It’s Money Week, and we’re talking to well-known New Zealanders about their financial lives and the lessons they've learned over the years.
We continue the conversation with Westpac Chief Economist, Dominick Stephens, who opens up about what money means to him, his best investments, and some of the missteps along the way.
What were your parents like with money and what effect do you think it’s had on your financial habits?
My parents were pretty thoughtful with money, and I think that rubbed off on me a bit.
What was your first job and how much did it pay?
As a kid I gardened for my parents for $1 an hour! In my teenage years I got $10 an hour gardening for people in the neighbourhood. The “proper” jobs I had in my late teens and early twenties, like printer’s assistant or store security guard, all paid less than that.
What was your best financial decision or purchase?

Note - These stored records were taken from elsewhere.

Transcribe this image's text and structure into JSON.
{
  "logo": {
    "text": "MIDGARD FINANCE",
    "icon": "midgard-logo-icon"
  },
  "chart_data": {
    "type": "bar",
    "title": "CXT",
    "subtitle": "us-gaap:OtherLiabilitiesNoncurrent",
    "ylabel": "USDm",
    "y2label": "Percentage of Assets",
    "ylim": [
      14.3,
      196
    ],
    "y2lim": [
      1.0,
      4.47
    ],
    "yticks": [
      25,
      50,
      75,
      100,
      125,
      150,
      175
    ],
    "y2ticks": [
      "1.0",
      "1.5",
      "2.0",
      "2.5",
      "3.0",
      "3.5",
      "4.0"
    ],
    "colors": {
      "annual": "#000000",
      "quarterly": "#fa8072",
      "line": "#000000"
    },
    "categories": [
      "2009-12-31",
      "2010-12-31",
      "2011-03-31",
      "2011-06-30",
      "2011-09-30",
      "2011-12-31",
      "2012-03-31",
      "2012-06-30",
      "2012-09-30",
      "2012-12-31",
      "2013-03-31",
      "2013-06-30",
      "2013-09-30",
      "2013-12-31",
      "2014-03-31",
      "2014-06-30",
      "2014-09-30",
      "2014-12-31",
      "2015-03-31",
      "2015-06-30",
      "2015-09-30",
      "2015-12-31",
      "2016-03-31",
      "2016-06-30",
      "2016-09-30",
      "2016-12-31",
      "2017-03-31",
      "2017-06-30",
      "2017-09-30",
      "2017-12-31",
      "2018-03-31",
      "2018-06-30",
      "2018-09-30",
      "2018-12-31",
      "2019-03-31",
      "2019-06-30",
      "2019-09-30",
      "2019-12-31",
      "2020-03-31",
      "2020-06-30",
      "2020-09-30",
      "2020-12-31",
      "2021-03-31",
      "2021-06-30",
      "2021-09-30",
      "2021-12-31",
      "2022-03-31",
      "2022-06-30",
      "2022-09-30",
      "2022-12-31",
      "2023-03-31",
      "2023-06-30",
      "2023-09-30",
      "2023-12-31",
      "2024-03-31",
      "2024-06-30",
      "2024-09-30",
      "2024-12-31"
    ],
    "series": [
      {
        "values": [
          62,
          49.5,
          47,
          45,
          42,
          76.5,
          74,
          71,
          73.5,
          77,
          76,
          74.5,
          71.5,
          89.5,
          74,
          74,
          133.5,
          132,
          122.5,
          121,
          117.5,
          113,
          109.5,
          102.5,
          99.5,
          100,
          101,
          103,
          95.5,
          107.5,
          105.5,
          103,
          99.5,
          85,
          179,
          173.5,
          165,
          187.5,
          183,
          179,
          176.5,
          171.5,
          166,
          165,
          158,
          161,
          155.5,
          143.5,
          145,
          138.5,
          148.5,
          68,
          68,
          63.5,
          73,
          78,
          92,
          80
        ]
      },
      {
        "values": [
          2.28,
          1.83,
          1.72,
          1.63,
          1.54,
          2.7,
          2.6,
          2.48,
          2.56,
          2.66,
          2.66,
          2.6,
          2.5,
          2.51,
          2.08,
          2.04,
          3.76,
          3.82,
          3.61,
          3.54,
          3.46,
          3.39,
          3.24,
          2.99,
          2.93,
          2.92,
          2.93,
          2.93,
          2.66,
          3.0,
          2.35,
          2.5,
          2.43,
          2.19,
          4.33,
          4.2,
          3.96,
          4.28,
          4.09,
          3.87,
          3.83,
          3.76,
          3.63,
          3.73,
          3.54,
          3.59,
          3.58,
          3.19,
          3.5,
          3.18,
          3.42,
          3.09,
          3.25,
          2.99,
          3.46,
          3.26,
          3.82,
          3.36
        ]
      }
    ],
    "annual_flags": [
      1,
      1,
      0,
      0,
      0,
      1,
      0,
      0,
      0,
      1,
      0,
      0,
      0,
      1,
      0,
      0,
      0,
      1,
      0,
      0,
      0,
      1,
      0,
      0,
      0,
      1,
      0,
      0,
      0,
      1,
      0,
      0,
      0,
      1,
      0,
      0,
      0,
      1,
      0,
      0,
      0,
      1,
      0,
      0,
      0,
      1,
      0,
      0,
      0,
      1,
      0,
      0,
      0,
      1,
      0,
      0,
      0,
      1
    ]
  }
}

Not buying a house in Wellington in 2007. House prices fell hard in 2008 and hadn’t recovered by the time we moved to Auckland in 2011. Also, instead of borrowing at the 10% mortgage rate of the day we paid rent equivalent to 3% of the house’s value. That saved us a lot of money to put towards a bigger deposit later, and also allowed us to raise our young kids in a better house than we could have afforded to buy at the time.
What was your worst financial decision or purchase?
Buying shares in an Australian biofuel company. The environmentalist in me loved the idea, but the Australian Government changed the rules shortly after I bought and the shares became virtually worthless.
Has there been a time in your life when you didn’t know how you were going to pay the bills?
Only in a self-inflicted sort of way. When I was twenty I decided to take a year off university to travel to South America. For a year beforehand I lived on less than the student allowance, including rent, and saved the difference. That was very tight but I did pay the bills. Once I was in South America, the budget for the whole ten months was just $6000. Trouble was, the New Zealand dollar plunged in value and I had no way of knowing that, so I unexpectedly ran out of money and ran into some pretty hairy moments! But although I had to live extremely frugally for a while, that is not the same as experiencing poverty. I was among some of the poorest people in the world, but unlike them I had choices and opportunities ahead of me.
What does financial freedom look like to you?
Financial freedom is sleeping well at night because you are not worried about money. It can be achieved by spending less than you earn. My grandmother was financially free because she spent less each week than her national superannuation. Some people on six-figure salaries are not financially free because they have taken on large spending commitments.
What’s been the most difficult lesson you have learned about money?
Those biofuel shares! It taught me the importance of researching the facts before making any investment.
What plans do you have for saving for retirement?
I plan to make sure my savings are well diversified and that a large portion of them are in overseas assets. Over a lifetime one of the risks we face is the little old New Zealand economy faltering and/or the New Zealand dollar falling in value, which could reduce the purchasing power of our savings. Denominating your savings in a variety of currencies reduces this risk.
What financial advice would you give to your younger self?
Salary is not the most important consideration in your early career. Far more valuable is the experience your early jobs give you.
You come into a surprise $100,000 windfall tomorrow. What do you do with it?
If I had debt I would put the $100K toward paying it off. If I didn’t have debt, I would add it to my savings. Boring, I know!